This time of year can easily create an experience of being over-busy, and build up stress. For those with a long-term health condition, the demands of the season can outstrip the energy and capacity you have available and can lead to feelings of frustration and self blame. For those who experience stress, the season can edge you closer to feeling overwhelmed.
Many of us have a genuine and heartfelt desire to ‘get everything done’, and create positive experiences for those we care about. Or we may put ourselves under pressure to try to repair difficult relationships because it is a season of goodwill. These additional stressors (even when they may have pleasant aspects to them) can lead us to forget to also look after ourselves.
Small acts of kindness towards ourselves are particularly important. Finding ways to calm and soothe ourselves in the midst of busyness is important for our wellbeing. Even if you have never practised mindfulness there are mindful things you can do.
A breathing space
Before you start this practice find a quiet spot. You can do this, standing, sitting or lying down. All we are doing is resting our awareness on the breath. Our minds will inevitably create thoughts which will pull us away from the present moment and the practice – its just what minds do. When you notice this, just gently and without judging your mind for wandering, bring it back to rest on the breath once more.
So, take a few breaths, just normal breaths, no need to try to change or control the breath in any way. If you can, close your eyes, or find a soft focus on a steady spot. As you do this try to bring your awareness to rest on the actual sensations of each breath. Use your senses to notice the feelings inside your body as you breathe. Gently move your awareness around – notice feelings in the chest, the belly, the back of the body. Where do you notice your breath most strongly?

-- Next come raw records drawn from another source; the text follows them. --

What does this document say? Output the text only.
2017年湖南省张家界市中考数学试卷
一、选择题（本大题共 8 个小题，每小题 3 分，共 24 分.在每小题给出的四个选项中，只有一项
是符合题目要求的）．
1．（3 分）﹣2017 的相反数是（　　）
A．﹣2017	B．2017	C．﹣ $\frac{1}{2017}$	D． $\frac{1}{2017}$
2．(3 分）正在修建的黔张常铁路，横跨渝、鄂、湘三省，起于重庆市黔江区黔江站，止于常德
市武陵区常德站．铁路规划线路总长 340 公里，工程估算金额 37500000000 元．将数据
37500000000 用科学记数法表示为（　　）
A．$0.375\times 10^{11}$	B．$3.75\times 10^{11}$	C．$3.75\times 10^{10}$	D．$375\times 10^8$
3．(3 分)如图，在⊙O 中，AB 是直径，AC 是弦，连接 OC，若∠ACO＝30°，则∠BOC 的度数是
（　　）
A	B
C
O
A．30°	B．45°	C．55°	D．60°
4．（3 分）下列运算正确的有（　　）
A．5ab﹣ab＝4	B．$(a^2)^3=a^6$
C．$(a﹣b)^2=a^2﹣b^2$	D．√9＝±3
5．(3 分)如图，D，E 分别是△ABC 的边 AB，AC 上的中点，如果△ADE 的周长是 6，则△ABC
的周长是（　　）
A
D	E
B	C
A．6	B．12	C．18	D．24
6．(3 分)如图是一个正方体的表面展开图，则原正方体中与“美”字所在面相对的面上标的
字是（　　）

Where are the very subtle sensations – almost the echo of the breath felt. When you have spent a few minute with your breath, just gently broaden your awareness to include the sights, sounds smells around you, and as you take the next steps into your day, try to take with you a sense of the breath as an anchor you can return to and rest with whenever you want to. It is always there.
Repeat, as often as you like. It’s a good idea to practice this at times when you are already in a more relaxed state, so that when you use it in more stressful moments, it is something your mind and body are familiar with and can recognise as a small space of rest and respite.